No more Latin after this, I promise, but there is an old tag from the poet Horace that says, Mutato nomine de te fabula narratur. “Change only the name and this story is also about you.” The Vietnam War came home, and so did many men who had been exposed to Agent Orange, either from handling it and loading it or from being underneath it. If you desire even a faint idea of the distance between justice and a Vietnamese peasant family, take a look at how long it took for the American victims of this evil substance to get a hearing. The chemical assault on Vietnam began in 1961, in the early days of the Kennedy administration, and it kept on in spite of many protests for another 10 years. The first effective legal proceeding brought in any American court was in 1984, in New York. This class action, settled out of court, was so broadly defined, in point of American victims and their stricken children, that almost nobody got more than $5,000 out of it, and there was a sharp (or do I mean blunt?) cutoff point beyond which no claim could be asserted. Six million acres of Vietnam had been exposed to the deadly stuff, and, as is the way with protracted litigation, the statistics began to improve and harden. It was established that there was a “match” between those who had been exposed and those who were subject, or whose offspring were subject, to alarming disorders. Admiral Zumwalt, who had first used the phrase “wrong war, wrong place, wrong time” in connection with Vietnam, took a hand in forwarding the legal cause and might have added that his grandson should not be (or do I mean should be?) the last one to suffer for a mistake. More than a mistake. A crime.
Long after both senior male Zumwalts had died—or in 2003, to be precise—the Supreme Court ruled that the issue had not been completely put to rest by the 1984 settlement. The way now lies open for a full accounting of this nightmarish affair.

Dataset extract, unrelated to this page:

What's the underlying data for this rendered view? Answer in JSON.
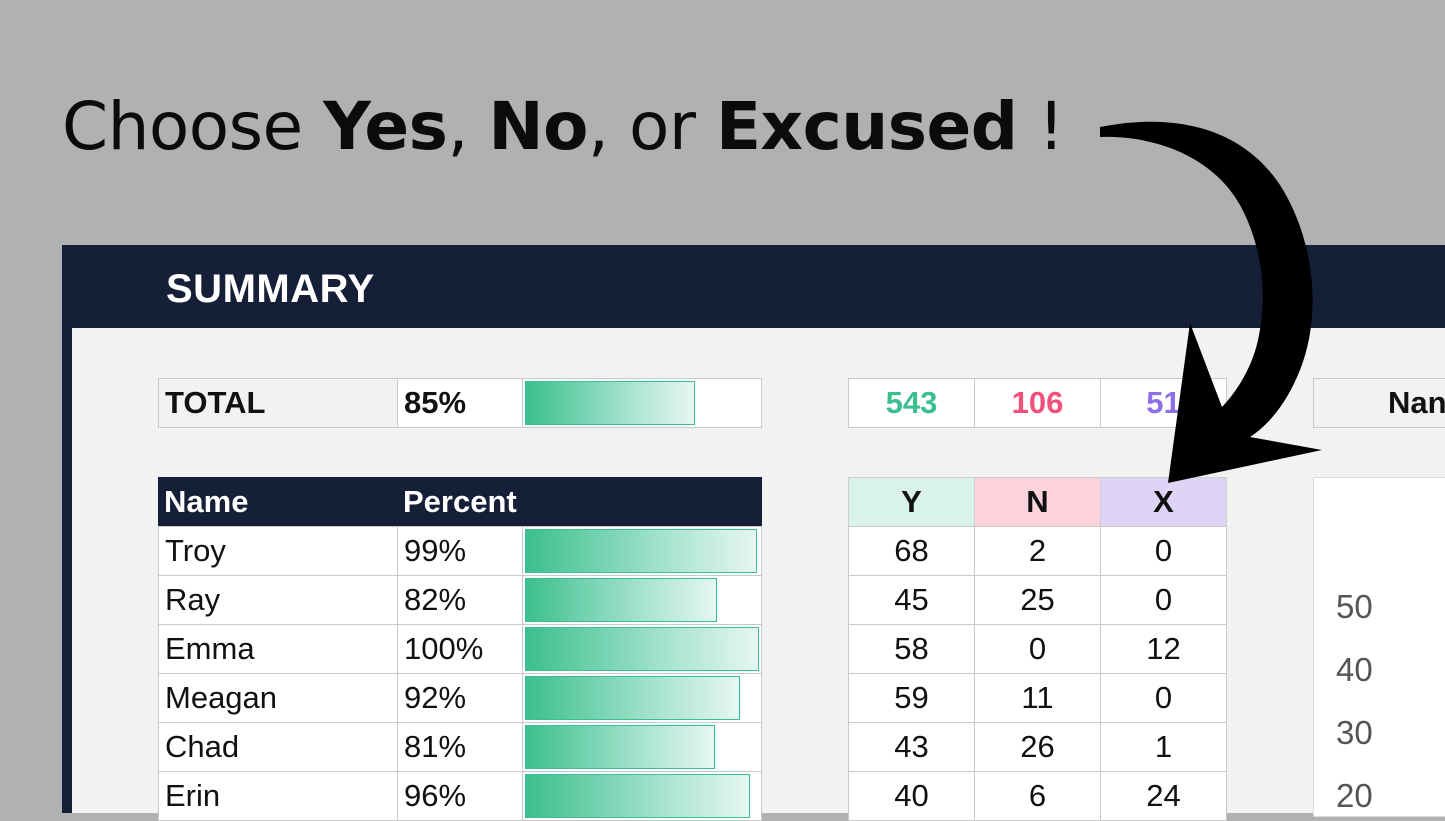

A report, written by Professor Jeanne Stellman, of Columbia University, as part of a U.S. government study, has concluded that nearly two million more gallons of herbicide were disseminated than has yet been admitted, and that the dioxin content of each gallon was much higher than had been officially confessed. (It has been calculated from tests on some Vietnamese that their dioxin levels are 200 times higher than “normal.”) The implications are extraordinary, because it is now possible that thousands of Americans may join a million of their former, Vietnamese adversaries in having a standing to sue.
‘Doesn’t it ever end? When will Agent Orange become history?” These were the words of Kenneth Feinberg, who figured as the court’s “special master” in the 1984 suit, and who has more recently run the Victim Compensation Fund for the families of those who died in the attacks of September 11, 2001. One should not leave him to answer his own question all by himself. Agent Orange will “become history” in a different way from the trauma of September 11. Of that event, it’s fairly safe to say, there will be no lapse of memory at least until everybody who lived through it has died. Of this Vietnam syndrome, some of us have sworn, there will likewise be no forgetting, let alone forgiving, while we can still draw breath. But some of the victims of Agent Orange haven’t even been born yet, and if that reflection doesn’t shake you, then my words have been feeble and not even the photographs will do.